The British Film Institute, in cahoots with the Central Office of Information (yes, such a coolly, cosily Orwellian institution exists too), has just released an anniversary collection of public information films which are showing in cinemas around the country. Since 1946, the COI has made short films to warn us about perils large and small, as well as a few things which don’t even fit into that huge remit. There is, for example, a 12-minute piece about how annoying it is to be a secretary in the 1950s and how, if you’re dictating a letter to Miss Jones, it really helps if you speak slowly and clearly. Mostly, though, the films are about keeping healthy, happy and safe. The older films from the 1940s are slow, ponderous, ten minute affairs. There is gorgeous lighting, pace, drama, characterisation. They are dull but effective, like an Allen Carr book. There’s a bit of flair about them: a word straight to camera from a lead character, ‘Third-Man’-style zither music, heavy noirish shadows, slo-mo chase scenes, background music that stops when a character flicks off the radio. There are even end credits, and there are moments of existential confusion: “You may think accidents only happen to other people but remember, to someone else, you’re another person. But wait a minute, that’s absurd, you’re you!” It’s a pleasingly random selection of dangers, from food poisoning to syphilis, dealt with gently, with grace and kindness, and a few hilariously English warnings: “It may be a bore to walk to a pedestrian crossing, your feet may ache, but it’s better than not having any feet.” The whole effect is calming – odd, really, as in a way it’s very alarming viewing (Most alarming is the danger of food poisoning, which seems impossible to avoid, what with unhygienic butchers, mice-ridden cafes, housewives who rummage about in the bin while making tea, and pub landladies with filthy glasses).
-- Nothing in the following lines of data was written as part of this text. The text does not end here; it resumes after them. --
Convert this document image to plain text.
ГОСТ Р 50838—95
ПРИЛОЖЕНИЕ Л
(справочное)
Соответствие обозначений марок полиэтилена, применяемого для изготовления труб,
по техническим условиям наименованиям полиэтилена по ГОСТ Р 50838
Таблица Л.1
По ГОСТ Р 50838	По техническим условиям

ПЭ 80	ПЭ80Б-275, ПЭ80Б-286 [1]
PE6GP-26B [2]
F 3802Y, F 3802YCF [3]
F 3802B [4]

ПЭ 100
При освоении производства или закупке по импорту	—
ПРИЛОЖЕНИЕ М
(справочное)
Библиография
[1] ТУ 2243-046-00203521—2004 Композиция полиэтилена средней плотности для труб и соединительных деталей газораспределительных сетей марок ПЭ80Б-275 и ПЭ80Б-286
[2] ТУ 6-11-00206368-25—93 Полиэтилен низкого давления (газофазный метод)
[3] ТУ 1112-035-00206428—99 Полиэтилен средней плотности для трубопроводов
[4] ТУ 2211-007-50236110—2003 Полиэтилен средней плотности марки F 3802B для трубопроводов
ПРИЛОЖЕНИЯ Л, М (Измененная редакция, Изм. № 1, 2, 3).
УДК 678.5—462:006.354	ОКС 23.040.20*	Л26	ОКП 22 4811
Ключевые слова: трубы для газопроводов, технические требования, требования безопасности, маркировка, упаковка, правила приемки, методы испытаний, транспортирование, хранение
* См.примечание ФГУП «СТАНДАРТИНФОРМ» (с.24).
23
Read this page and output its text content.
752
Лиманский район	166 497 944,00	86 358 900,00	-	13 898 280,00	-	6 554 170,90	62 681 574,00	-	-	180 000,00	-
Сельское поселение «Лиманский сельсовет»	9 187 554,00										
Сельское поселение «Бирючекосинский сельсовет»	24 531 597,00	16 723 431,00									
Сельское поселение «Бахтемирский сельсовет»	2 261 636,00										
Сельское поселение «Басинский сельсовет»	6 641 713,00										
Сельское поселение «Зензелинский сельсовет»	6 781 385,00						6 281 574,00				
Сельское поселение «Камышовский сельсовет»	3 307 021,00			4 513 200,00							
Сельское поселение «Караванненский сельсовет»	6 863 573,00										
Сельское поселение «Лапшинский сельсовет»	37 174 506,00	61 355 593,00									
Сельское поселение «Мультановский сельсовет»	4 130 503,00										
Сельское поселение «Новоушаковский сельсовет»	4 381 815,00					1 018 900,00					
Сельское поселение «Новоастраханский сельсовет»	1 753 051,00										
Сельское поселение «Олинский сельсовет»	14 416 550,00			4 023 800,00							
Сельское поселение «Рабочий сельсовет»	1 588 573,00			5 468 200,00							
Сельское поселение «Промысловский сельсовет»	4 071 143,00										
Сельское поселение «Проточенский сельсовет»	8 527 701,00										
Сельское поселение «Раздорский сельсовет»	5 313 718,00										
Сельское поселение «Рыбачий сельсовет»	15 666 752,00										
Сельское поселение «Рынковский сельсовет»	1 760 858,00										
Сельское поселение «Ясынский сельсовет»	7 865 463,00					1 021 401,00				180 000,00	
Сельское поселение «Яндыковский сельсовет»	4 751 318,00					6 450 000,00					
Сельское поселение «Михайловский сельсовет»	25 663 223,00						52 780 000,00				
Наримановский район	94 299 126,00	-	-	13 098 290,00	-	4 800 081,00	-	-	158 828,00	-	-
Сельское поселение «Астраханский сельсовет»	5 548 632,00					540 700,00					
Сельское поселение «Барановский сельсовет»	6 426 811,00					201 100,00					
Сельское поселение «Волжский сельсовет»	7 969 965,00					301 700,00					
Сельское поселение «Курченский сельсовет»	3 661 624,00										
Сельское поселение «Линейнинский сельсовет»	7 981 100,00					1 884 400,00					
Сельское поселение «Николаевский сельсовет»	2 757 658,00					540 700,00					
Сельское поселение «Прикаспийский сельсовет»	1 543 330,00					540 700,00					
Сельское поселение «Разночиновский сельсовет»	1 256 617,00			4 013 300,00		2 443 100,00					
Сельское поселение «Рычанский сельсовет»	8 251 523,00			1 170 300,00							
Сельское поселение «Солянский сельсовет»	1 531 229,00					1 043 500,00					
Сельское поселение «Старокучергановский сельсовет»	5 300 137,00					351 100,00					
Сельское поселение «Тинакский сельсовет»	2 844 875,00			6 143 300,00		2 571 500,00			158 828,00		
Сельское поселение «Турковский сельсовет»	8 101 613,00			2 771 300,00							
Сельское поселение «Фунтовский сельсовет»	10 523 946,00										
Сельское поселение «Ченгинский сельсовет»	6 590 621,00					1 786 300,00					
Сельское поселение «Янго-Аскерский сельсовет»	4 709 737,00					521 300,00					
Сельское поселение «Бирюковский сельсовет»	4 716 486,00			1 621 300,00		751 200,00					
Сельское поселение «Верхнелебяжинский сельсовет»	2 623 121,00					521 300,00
It all goes a bit celebrity in the ‘70s. Teach your children to swim (with encouragement from a young Rolf Harris, wearing a little pair of trunks in 1973); don’t pull on the tablecloth (“Charley says, ‘The hot water from the teapot hurts him very much’.”); wear a seatbelt (“Clunk click, every trip,” as Jimmy Saville warned, using a gruesome loose-egg-in-a-box visual to further persuade us). I especially like Alvin Stardust warning a little girl who crosses the road recklessly: “Hey, you must be out of your tiny mind.” That’s told her.
There’s more, though, beyond the nostalgia and the laughing at the quaint English people. Watching the films in chronological order, the casual distaste for women (complete with mother-in-law jokes) gives way to raised consciousness. A 1969 film explains why young women need to invest in their careers now so that they can have more satisfying lives and greater options once the kids leave home. The one that has no place in this smooth canon of public health and reassurance is the 1975 Protect and Survive film. Without ever mentioning ‘nuclear’, it explains calmly, with diagrams rather than actors, what to do with dead bodies “after an attack is over”. Of course there is no mention of what to do to avoid the danger in the first place – how could there be? – and there’s a blackly surreal, yawning gap between the film’s ostensible target – to make practical suggestions – and it’s real one – to make citizens feel that there might be some point in taking any notice of them. The only reassurance here comes with the knowledge that this campaign sparked Protest and Survive, bolstered CND and inspired Raymond Briggs’ ‘When the Wind Blows’. And at least our government no longer pretends that, if we are annilhilated by nuclear enemies, hiding under the kitchen table and putting the corpses in the garden will help.